Todo volvió a la normalidad, y yo bajé de las nubes. Miré a Marian que estaba justo a mi lado. Ella estaba hablando con un chico que acababa de conocer. Hice como si no me hubiera pasado nada y los miré con normalidad. Giré de nuevo la cabeza y allí seguía. Allí seguía aquel chico que me había hecho perder la cabeza por un segundo, un segundo muy largo.
No sabía que hacer. Qué extraño de mí.
No sabía si acercarme a él, o hacer como si no lo hubiera visto.
Como siempre, por miedo, no hice nada.
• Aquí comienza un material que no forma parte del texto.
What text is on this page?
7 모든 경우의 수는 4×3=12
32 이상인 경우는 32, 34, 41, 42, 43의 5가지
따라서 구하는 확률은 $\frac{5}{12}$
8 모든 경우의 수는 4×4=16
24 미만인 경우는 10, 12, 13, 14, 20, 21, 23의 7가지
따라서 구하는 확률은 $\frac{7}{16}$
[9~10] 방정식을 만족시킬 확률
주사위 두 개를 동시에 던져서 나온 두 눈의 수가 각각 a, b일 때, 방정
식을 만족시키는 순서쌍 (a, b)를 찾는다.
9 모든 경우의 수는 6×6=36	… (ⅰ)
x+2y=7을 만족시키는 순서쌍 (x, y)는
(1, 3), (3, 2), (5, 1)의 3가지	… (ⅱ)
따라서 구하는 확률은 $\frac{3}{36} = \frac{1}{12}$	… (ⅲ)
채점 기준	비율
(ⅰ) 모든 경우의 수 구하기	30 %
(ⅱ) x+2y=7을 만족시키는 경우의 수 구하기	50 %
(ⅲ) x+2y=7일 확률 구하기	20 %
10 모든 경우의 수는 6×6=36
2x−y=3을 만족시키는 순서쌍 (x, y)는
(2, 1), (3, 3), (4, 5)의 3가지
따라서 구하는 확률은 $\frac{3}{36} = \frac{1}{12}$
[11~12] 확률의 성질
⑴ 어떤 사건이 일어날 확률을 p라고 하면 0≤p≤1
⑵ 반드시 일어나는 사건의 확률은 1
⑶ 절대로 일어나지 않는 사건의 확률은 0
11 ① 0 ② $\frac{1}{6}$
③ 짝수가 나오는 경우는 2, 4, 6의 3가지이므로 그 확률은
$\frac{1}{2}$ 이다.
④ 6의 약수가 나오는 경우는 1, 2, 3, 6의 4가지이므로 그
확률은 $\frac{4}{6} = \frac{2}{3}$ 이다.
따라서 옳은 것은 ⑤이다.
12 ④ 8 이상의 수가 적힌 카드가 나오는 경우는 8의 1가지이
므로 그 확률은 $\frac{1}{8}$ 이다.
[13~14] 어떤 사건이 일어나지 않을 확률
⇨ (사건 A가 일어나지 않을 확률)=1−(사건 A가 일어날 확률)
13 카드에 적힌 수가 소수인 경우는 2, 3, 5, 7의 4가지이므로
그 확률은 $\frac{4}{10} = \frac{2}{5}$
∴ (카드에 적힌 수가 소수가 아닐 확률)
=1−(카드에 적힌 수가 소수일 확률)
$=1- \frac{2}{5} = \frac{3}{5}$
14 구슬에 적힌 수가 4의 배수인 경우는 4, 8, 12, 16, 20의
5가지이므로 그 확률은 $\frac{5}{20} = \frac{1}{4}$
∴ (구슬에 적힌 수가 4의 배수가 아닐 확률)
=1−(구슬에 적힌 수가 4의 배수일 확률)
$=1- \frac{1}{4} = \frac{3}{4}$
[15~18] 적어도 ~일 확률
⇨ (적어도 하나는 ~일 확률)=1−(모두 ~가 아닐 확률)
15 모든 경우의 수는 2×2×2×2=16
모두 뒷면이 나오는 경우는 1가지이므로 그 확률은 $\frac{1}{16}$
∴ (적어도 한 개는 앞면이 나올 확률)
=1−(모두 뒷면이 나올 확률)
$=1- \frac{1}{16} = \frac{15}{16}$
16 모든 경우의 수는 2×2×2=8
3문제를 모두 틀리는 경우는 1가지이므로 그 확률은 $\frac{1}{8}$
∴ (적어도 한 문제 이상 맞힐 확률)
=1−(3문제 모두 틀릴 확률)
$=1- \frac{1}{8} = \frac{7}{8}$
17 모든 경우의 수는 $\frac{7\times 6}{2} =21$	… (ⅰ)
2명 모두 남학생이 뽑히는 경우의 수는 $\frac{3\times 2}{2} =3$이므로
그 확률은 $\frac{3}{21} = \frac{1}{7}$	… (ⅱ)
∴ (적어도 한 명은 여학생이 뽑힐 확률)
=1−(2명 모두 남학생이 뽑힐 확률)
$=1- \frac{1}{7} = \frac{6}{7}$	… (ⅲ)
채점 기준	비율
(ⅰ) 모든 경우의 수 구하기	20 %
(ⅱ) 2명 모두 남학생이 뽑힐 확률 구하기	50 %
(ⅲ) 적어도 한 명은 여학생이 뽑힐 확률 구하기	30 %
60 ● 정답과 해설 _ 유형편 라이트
Me quedé paralizada. No podía decirle nada, era imposible. Quizás con un poco de suerte se acercaría él a mí, pero, igualmente era imposible. Había como 30 chicas más guapas que yo en esa fiesta. Las posibilidades eran de una entre un millón.
Le miré de nuevo. Eran tan... No sabría explicarlo. Era perfecto. No es que fuera el chico más guapo que había visto, pero, para mí era perfecto.
Era muy alto, delgado, y tenía el pelo corto y castaño oscuro. Los ojos... Eran claros. Color miel, sí.
Llevaba una camiseta negra ajustada, y unos baqueros simples.
Justo cuando lo estaba observando, me miró. Me quería morir. En ese momento pensaría que era una cotilla o algo parecido. Pero es que lo hice sin querer, no podía evitar mirarlo atentamente.
No sabía si girarme para mirarle de nuevo, o dejar que pasara un rato.
Decidí seguir divirtiéndome con los demás. Pasada una media hora, volví a girar la cabeza hasta donde él estaba.
No estaba. Había desaparecido.
Empecé a volverme loca girando la cabeza hacia todas partes. Hasta que miré al frente.
''Y allí estaba, a un metro de mí, mirándome fijamente''. Nerviosa, agaché la cabeza y volví a mirar al frente. Sí, estaba allí delante, y no me estaba volviendo loca, poco a poco, se estaba acercando a mí.